In 1822 Byron wrote to his friend and banker Douglas Kinnaird, “the longer I live – the more I perceive that Money (honestly come by) is the Philosopher’s Stone. . . . I want to get a sum together to go amongst the Greeks or Americans [he meant South Americans] – and do some good.” He did just that: got a sum together and spent the last 100 days of his life trying to do some good in Greece.
I’ve recently returned from the International Byron Conference  at King’s College London.
http://www.kcl.ac.uk/artshums/depts/chs/events/Byron-Conference/index.aspx International Byron Conference, King's College London
http://www.kcl.ac.uk/artshums/depts/chs/events/Byron-Conference/index.aspx
International Byron Conference, King’s College London
At the home/office of John Murray, Byron's publisher.
At the home/office of John Murray, Byron’s publisher.
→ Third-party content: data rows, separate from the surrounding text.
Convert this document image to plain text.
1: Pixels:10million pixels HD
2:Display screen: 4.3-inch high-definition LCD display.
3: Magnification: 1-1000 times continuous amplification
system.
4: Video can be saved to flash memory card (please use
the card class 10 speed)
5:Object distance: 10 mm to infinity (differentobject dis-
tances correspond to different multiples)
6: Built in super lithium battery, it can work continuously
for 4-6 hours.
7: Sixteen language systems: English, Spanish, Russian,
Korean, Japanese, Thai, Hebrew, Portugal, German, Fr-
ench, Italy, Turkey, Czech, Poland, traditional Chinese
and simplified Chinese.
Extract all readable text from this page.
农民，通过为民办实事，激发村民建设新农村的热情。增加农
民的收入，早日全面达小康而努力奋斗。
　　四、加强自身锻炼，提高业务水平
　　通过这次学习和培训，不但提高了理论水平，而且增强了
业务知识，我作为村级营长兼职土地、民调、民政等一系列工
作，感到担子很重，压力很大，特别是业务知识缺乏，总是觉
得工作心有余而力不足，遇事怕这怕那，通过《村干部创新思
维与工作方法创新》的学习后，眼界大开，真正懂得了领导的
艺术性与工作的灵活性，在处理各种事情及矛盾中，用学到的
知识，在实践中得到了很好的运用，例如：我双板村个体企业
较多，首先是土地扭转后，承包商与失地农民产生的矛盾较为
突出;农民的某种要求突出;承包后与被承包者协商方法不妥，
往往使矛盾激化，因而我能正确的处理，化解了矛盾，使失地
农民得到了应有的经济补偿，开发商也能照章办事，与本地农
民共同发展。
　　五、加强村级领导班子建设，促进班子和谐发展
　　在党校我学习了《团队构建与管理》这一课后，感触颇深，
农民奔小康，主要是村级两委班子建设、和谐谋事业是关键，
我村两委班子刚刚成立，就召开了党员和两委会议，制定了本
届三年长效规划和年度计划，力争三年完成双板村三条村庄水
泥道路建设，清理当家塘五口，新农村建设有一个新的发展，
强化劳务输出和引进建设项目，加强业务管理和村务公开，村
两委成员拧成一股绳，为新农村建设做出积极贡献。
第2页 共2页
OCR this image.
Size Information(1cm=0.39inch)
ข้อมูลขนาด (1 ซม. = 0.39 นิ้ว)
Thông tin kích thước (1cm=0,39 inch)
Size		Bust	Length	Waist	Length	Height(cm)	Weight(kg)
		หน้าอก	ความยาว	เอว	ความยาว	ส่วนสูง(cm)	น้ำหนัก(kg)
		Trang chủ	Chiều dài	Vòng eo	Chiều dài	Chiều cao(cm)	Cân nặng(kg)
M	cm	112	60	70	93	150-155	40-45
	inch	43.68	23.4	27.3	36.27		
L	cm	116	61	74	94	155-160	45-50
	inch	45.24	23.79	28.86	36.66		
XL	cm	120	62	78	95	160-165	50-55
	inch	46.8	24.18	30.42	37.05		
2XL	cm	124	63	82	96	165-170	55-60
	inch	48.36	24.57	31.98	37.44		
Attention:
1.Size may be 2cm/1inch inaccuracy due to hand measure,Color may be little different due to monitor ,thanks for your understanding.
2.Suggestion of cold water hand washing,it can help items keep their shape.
The conference theme was the politics of poetry (and poetry of politics), highlighted by a keynote address by Professor Roderick Beaton, whose new book Byron’s War narrates the trajectory of Byron’s life that led him from romantic young traveler and Romantic poet to statesman working for the Greek cause.
Byron's War cover
Much of what Byron faced in 1824 he would in 2013: petty bickering and mutual undermining between factions who should be working together for a common solution, economically-interested meddling from European leaders who wanted their own piece of Greece, quiet indifference from the many. The venture, then as now, was fraught with uncertainty: are you funding the right people, is your money being used effectively? Will any lasting good come from this? And what precisely do the words “right” and “effectively” and “good” in this situation mean?
It’s easiest to do nothing. But Byron, and Martha and Mark, and countless unsung volunteers, put their philosophers’ stones to good use and sprang into action. Byron’s death in Greece galvanized a movement, and a mythology. Martha is more sanguine: “we will survive and will come out of this different, utterly changed, and pretty much the same.”
P.S. by Martha and Mark:

Mr. Byron, you must have been surprised at hearing your name mentioned in the same sentence with ours – instead of the usual Romantic poets. We were surprised ourselves, because Niko, Eleni, Christo, Lefteris and so many other hard working volunteers weren’t mentioned either. No room you see – there are more than 200 of us. And the doctors! No doctors, no clinic. Ninety doctors and therapists – no room for their names either. Amy is a scholar and knowledgeable about Greece; she has been visiting Greece and writing about it for years. She has written a fair bit about you as well.  So, if you take our names as a stand in for hundreds of volunteers at MCCH, we are very pleased to share the sentence with you. Wish you could show up one afternoon. We’d love to show you around and hear what you have to say.